Is an all-in-one device really that different from an air fryer?

Yes. An air fryer is essentially a compact fan-forced oven focused on high-heat crisping. An all-in-one device adds multiple other methods – like pressure cooking, slow cooking, steaming, sautéing, grilling, and baking – so you can cook a full range of meals rather than just “fried-style” dishes.

Will it take up more bench space than my air fryer?

Most all-in-one units are similar in footprint to a larger air fryer, but they often replace several appliances (slow cooker, rice cooker, steamer, dehydrator, sometimes even the oven for small bakes). For many Australian kitchens, that means less clutter overall, not more.

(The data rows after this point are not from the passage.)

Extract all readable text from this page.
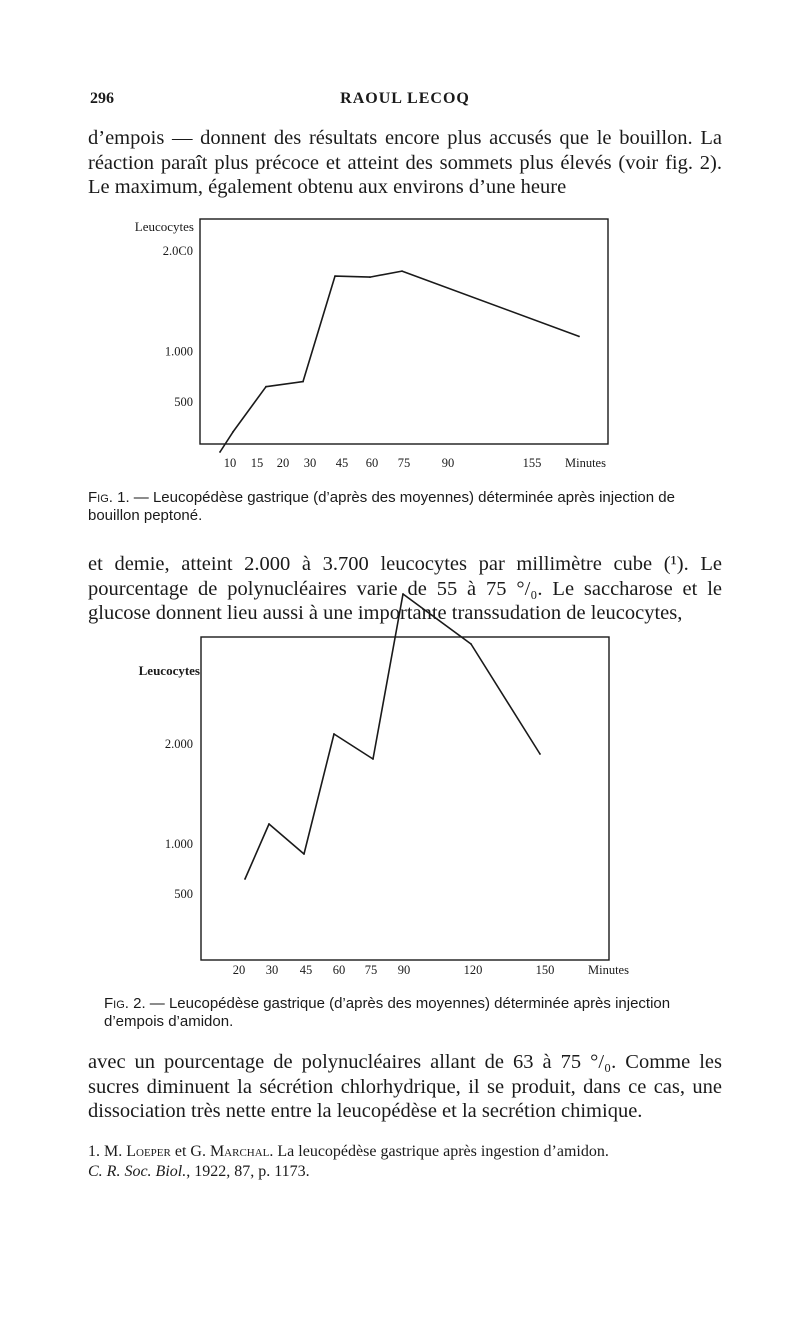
296	RAOUL LECOQ

d’empois — donnent des résultats encore plus accusés que le bouillon. La réaction paraît plus précoce et atteint des sommets plus élevés (voir fig. 2). Le maximum, également obtenu aux environs d’une heure

Leucocytes
500
1.000
2.0C0
10 15 20 30 45 60 75	90	155 Minutes
Leucocytes
500
1.000
2.000
20 30 45 60 75 90	120	150	Minutes

Fig. 1. — Leucopédèse gastrique (d’après des moyennes) déterminée après injection de bouillon peptoné.

et demie, atteint 2.000 à 3.700 leucocytes par millimètre cube (¹). Le pourcentage de polynucléaires varie de 55 à 75 °/₀. Le saccharose et le glucose donnent lieu aussi à une importante transsudation de leucocytes,

Fig. 2. — Leucopédèse gastrique (d’après des moyennes) déterminée après injection d’empois d’amidon.

avec un pourcentage de polynucléaires allant de 63 à 75 °/₀. Comme les sucres diminuent la sécrétion chlorhydrique, il se produit, dans ce cas, une dissociation très nette entre la leucopédèse et la secrétion chimique.

1. M. Loeper et G. Marchal. La leucopédèse gastrique après ingestion d’amidon.

C. R. Soc. Biol., 1922, 87, p. 1173.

Is it worth upgrading if I mostly cook for one or two people?

For singles and couples, an all-in-one can be especially useful. You can batch cook using pressure or slow functions, then portion and freeze. It also lets you avoid using a big oven for small meals, which can save energy and keep heat down in summer.

Are these devices hard to clean?

Generally, no. Most have non-stick inner pots and removable inserts that can be washed in warm soapy water, and many are dishwasher-safe. Because you’re using one pot for multiple stages (sauté, then pressure cook, then keep warm), you often end up with fewer dishes than traditional stovetop cooking.

Do they use less electricity than a regular oven?

In most everyday uses, yes. All-in-one units are smaller, heat up faster, and are better insulated than a full-size oven. Pressure cook and air-fry modes, in particular, are very energy-efficient for the amount of food they can cook in a short time.

Can I cook traditional Australian favourites, like roasts and bakes?

Many models can handle smaller roasts, baked veg, and desserts like puddings or banana bread. For a big Christmas turkey feast you may still turn to the oven, but for most weeknight roasts or bakes, the all-in-one does the job with less fuss and less heat in the kitchen.

Is it safe to leave an all-in-one cooking while I’m out?

Modern units are designed with multiple safety features and are generally safer than leaving an oven or open gas flame unattended. That said, it’s wise to follow the manufacturer’s instructions, ensure good ventilation, and avoid placing the device under low cupboards while in use.